He has been labelled on one side as everything short of traitor by dishonoring the nation and those who serve it in refusing to stand, and hailed as hero by those who believe he is the heir to great strivers for civil rights, and particularly those, like Ali and the sprinters at the 1968 Olympics who used their victory podium to raise their fists in silent statement. Even the President weighed in, citing it as a constitutional right if not perhaps the most effective way of bringing change.

I at first entertained the common sentiment of disdain. Here is an over-compensated professional football player who is paid to entertain with his sporting prowess, using the stage for personal politics.

But as I heard his calm explanations, his respect for the bulk of police and standing against what we all agree is too frequent lethal and unnecessary police violence against black men, I started to think differently. In response to those saying his protest does not solve anything, is that really his place? Isn’t that asking too much. He is an American football player, not a social scientist. Secondly, and more importantly, It was not even whether he was right or wrong, but about what his actions said amidst our collective loss of reason.

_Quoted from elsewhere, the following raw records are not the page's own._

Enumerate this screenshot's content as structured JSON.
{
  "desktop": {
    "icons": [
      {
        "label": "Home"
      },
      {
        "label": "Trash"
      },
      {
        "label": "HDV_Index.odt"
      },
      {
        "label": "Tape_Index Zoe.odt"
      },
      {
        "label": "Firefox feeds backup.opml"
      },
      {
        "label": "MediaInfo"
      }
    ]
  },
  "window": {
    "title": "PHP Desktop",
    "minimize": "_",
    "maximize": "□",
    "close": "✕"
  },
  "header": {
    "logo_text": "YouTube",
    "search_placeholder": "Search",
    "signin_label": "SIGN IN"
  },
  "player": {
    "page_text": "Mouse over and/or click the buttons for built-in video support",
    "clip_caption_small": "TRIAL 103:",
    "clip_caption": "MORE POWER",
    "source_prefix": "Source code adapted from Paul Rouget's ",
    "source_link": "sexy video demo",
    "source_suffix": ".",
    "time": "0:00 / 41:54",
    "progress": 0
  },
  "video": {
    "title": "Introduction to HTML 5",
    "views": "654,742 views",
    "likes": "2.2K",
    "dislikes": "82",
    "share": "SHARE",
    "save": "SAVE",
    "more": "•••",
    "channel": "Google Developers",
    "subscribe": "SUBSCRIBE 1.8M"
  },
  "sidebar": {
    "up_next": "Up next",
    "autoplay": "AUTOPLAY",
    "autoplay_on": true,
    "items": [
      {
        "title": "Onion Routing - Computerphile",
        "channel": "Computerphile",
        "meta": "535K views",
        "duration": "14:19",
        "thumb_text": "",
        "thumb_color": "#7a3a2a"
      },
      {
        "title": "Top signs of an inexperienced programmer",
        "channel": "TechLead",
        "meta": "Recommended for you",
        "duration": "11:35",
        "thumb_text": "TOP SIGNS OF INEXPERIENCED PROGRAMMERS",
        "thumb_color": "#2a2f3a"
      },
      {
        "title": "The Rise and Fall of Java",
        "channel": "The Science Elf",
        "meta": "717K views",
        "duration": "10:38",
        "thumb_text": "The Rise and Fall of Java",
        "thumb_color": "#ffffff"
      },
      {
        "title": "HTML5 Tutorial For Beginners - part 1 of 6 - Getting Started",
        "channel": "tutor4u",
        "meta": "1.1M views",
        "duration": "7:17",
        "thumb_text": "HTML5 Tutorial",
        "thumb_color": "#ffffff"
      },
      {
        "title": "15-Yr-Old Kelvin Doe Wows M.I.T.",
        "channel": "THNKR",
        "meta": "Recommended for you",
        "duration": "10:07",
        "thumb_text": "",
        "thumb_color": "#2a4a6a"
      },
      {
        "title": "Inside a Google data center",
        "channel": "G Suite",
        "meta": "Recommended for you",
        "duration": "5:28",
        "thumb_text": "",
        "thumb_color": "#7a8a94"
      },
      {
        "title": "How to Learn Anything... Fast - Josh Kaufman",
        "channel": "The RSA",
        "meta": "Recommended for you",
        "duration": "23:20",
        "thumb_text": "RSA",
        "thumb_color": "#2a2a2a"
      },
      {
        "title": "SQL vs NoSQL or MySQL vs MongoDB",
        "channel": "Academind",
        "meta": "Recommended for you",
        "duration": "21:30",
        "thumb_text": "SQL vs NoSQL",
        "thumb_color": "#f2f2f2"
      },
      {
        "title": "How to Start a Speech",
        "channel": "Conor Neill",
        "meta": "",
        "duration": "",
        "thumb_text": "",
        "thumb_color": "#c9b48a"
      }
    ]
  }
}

It occurred to me that, perhaps unwittingly, Kaepernick was dragging us all back into “civil” discourse. Rather than the most confrontational, bombastic and denigrating volume of both sides of any argument today, this football player was simply stating his beliefs in a manner that did not need to affect anyone else. You say he is being disrespectful, well he says black men are getting beaten by police. You want him to stand, he wants police to stop beating black men. He was willing to explain his views to his teammates. He did not mean to disrespect them. But for him personally, enough was enough.

It is not loud, it is not violent. It is the kind of action in which we once prided our nation as being the leader and model.

Kaepernick is using a stage provided by professional football and his team specifically. Whether he be punished or fired by the team is up to the 49’ers management and their rules and commercial interests. To paraphrase NPR when they fired a commentator for inflammatory language: they may support his right to free speech, they just don’t have to pay for it.

For now it seems the protest has raised sales of Kaepernick’s jersey and he might find a supportive ownership. After all this is San Francisco, the birthplace of the counter-culture even if that has been traded in for uber and Airbnb.

So thank you Kaepernick for reminding us of something of which we had almost lost sight of. The civil part of discourse.

But of course nothing is ever that simple. Just as I started to doff my cap, out comes a picture of Kaepernick at training camp wearing socks bearing policemen depicted as  pigs, a return to today’s public norm of name calling so honed by Donald Trump. 

An ideal betrayed by footwear.

Oh well. It was a nice thought - even if only fleeting.